E’ finito il campionato ma sui giornali c’è un derby che impazza. Si gioca tra Susanna Camusso, Cgil, e Matteo Renzi, Pd. In palio è la patente di leader più democratico dell’anno. E’ un duello fatto di affondi verbali e staffilate dialettiche. Si discute di concertazione, per l’una indispensabile, per l’altro un impaccio a decidere in fretta. Lei a dire un giorno che i sindacati non possono essere ignorati (pena “distorsione della democrazia”), lui a ribadire il giorno dopo che tocca al Parlamento fare le leggi (comprese quelle che piacciono poco ai sindacati, come il decreto Poletti). E poi tutto un discettare di trasparenza, innovazione, capacità di svecchiare strutture e leadership. E’ un segno dei tempi: le rappresentanze – siano politiche o sindacali – sono tutte alla ricerca di un santo Graal che eviti il deperimento e riduca la sacca di insoddisfazione che - dicono i sondaggi - terrà lontano dalle elezioni europee più o meno il 40% di elettori.

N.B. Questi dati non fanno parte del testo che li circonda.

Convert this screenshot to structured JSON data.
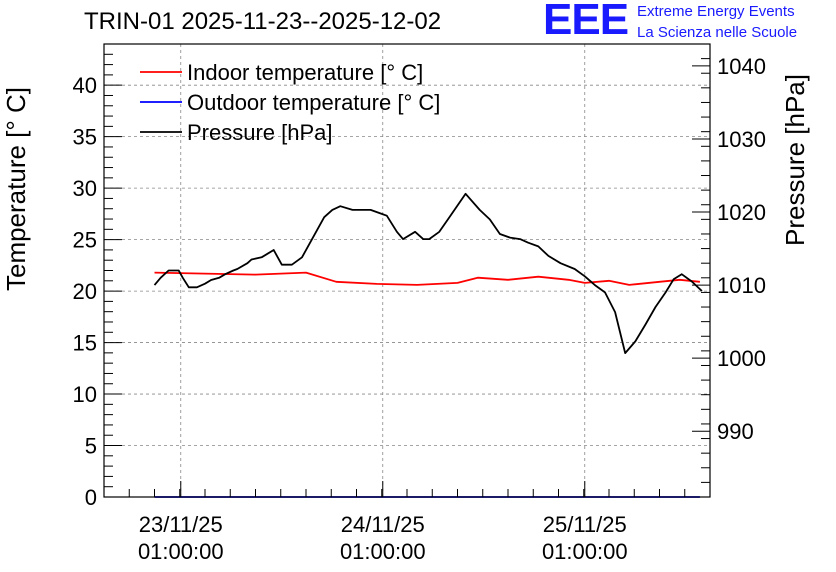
{
  "title": "TRIN-01 2025-11-23--2025-12-02",
  "logo": {
    "mark": "EEE",
    "line1": "Extreme Energy Events",
    "line2": "La Scienza nelle Scuole",
    "color": "#1a1aff"
  },
  "chart_data": {
    "type": "line",
    "ylabel": "Temperature [° C]",
    "ylabel_right": "Pressure [hPa]",
    "ylim": [
      0,
      44
    ],
    "ylim_right": [
      981,
      1043
    ],
    "yticks": [
      "0",
      "5",
      "10",
      "15",
      "20",
      "25",
      "30",
      "35",
      "40"
    ],
    "yticks_right": [
      "990",
      "1000",
      "1010",
      "1020",
      "1030",
      "1040"
    ],
    "xlim": [
      0,
      3
    ],
    "xticks": [
      {
        "x": 0.38,
        "date": "23/11/25",
        "time": "01:00:00"
      },
      {
        "x": 1.38,
        "date": "24/11/25",
        "time": "01:00:00"
      },
      {
        "x": 2.38,
        "date": "25/11/25",
        "time": "01:00:00"
      }
    ],
    "grid": true,
    "legend_position": "top-left",
    "series": [
      {
        "name": "Indoor temperature [° C]",
        "axis": "left",
        "color": "#ff0000",
        "x": [
          0.25,
          0.5,
          0.75,
          1.0,
          1.15,
          1.35,
          1.55,
          1.75,
          1.85,
          2.0,
          2.15,
          2.3,
          2.38,
          2.5,
          2.6,
          2.75,
          2.85,
          2.95
        ],
        "values": [
          21.8,
          21.7,
          21.6,
          21.8,
          20.9,
          20.7,
          20.6,
          20.8,
          21.3,
          21.1,
          21.4,
          21.1,
          20.8,
          21.0,
          20.6,
          20.9,
          21.1,
          20.9
        ]
      },
      {
        "name": "Outdoor temperature [° C]",
        "axis": "left",
        "color": "#0000ff",
        "x": [
          0.25,
          2.95
        ],
        "values": [
          0,
          0
        ]
      },
      {
        "name": "Pressure [hPa]",
        "axis": "right",
        "color": "#000000",
        "x": [
          0.25,
          0.28,
          0.32,
          0.37,
          0.39,
          0.42,
          0.46,
          0.5,
          0.53,
          0.57,
          0.6,
          0.64,
          0.66,
          0.71,
          0.73,
          0.78,
          0.81,
          0.84,
          0.88,
          0.93,
          0.98,
          1.04,
          1.09,
          1.13,
          1.17,
          1.23,
          1.27,
          1.32,
          1.37,
          1.4,
          1.45,
          1.48,
          1.54,
          1.58,
          1.61,
          1.66,
          1.71,
          1.79,
          1.86,
          1.91,
          1.96,
          2.01,
          2.06,
          2.1,
          2.15,
          2.2,
          2.26,
          2.33,
          2.38,
          2.43,
          2.48,
          2.53,
          2.58,
          2.63,
          2.68,
          2.73,
          2.78,
          2.82,
          2.86,
          2.91,
          2.96
        ],
        "values": [
          1010.0,
          1011.0,
          1012.0,
          1012.0,
          1011.0,
          1009.7,
          1009.7,
          1010.2,
          1010.7,
          1011.0,
          1011.5,
          1012.0,
          1012.2,
          1013.0,
          1013.5,
          1013.8,
          1014.3,
          1014.8,
          1012.8,
          1012.8,
          1013.8,
          1016.8,
          1019.3,
          1020.3,
          1020.8,
          1020.3,
          1020.3,
          1020.3,
          1019.8,
          1019.5,
          1017.3,
          1016.3,
          1017.3,
          1016.3,
          1016.3,
          1017.3,
          1019.3,
          1022.5,
          1020.3,
          1019.0,
          1017.0,
          1016.5,
          1016.3,
          1015.8,
          1015.3,
          1014.0,
          1013.0,
          1012.2,
          1011.2,
          1010.0,
          1009.0,
          1006.3,
          1000.7,
          1002.3,
          1004.6,
          1007.0,
          1009.0,
          1010.8,
          1011.5,
          1010.5,
          1009.2
        ]
      }
    ]
  }
}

La discussione ha tenuto banco al congresso della Cgil di Rimini. Tra i più acclamati dal palco, non a caso, Maurizio Landini, leader della Fiom e minoranza interna iper-critica nei confronti del segretario. Che ha detto per strappare applausi e “tituli” nel derby mediatico Camusso-Renzi? Che occorre rendere il sindacato una “stanza di vetro”. Trasparente a partire dai bilanci e dal modo in cui vengono impiegate le risorse. E chiaro nelle procedure di nomina dei dirigenti.

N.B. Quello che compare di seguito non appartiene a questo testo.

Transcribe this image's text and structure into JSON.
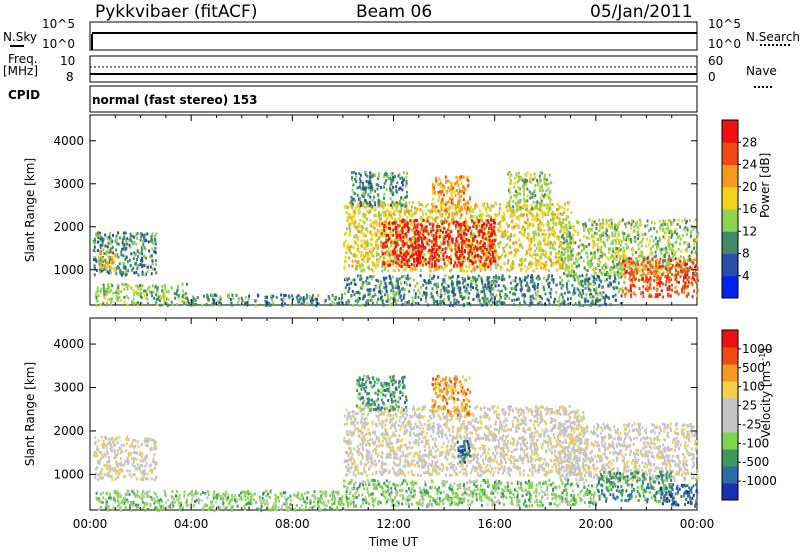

Sul primo punto, Camusso aveva già risposto. A Renzi che chiedeva conto sul tema, il segretario ha già detto nei giorni scorsi che i bilanci della Cgil sono pubblici dagli anni 70, ci aveva già pensato Luciano Lama. Nulla di pervenuto invece sulla scelta del ceto dirigente. Eppure non suona solo come una provocazione l’idea di proporre primarie anche per la scelta del leader della Cgil. Per carità, non sarebbe certo operazione facile. Ma pensate cosa sarebbe stato il Congresso di Rimini - che per lunghezza cronologica, ampiezza di dibattito, numero di interventi è forse l’ultimo grande rito democratico rimasto in piedi dalla politica del secolo scorso - se si concludesse con la nomina e l’insediamento di un leader scelto “democraticamente” dalla base. Se fosse cioè l’atto finale di una consultazione, estesa ovviamente soltanto agli iscritti, sui programmi e i leader migliori per orientare l’azione sindacale del futuro. Sarebbe la risposta giusta e virtuosa in questa gara (molto a beneficio dei media) tra politica e sindacati alla “democrazia diretta”. La prova che anche una organizzazione matura in senso anagrafico sa fare i conti con lo spirito del tempo, e riesce a coniugare la “gestione della complessità” di una società evoluta con processi chiari e lineari di scelta della leadership.
Se la Cgil vuol davvero essere una casa trasparente, se non vuol fare la fine dei minatori inglesi (Sergio Cofferati dixit) e vuol continuare ad avere radici popolari, inizi da qui. Primarie per il suo segretario, proprio come ha fatto il Pd di Renzi. Tutto il resto seguirà.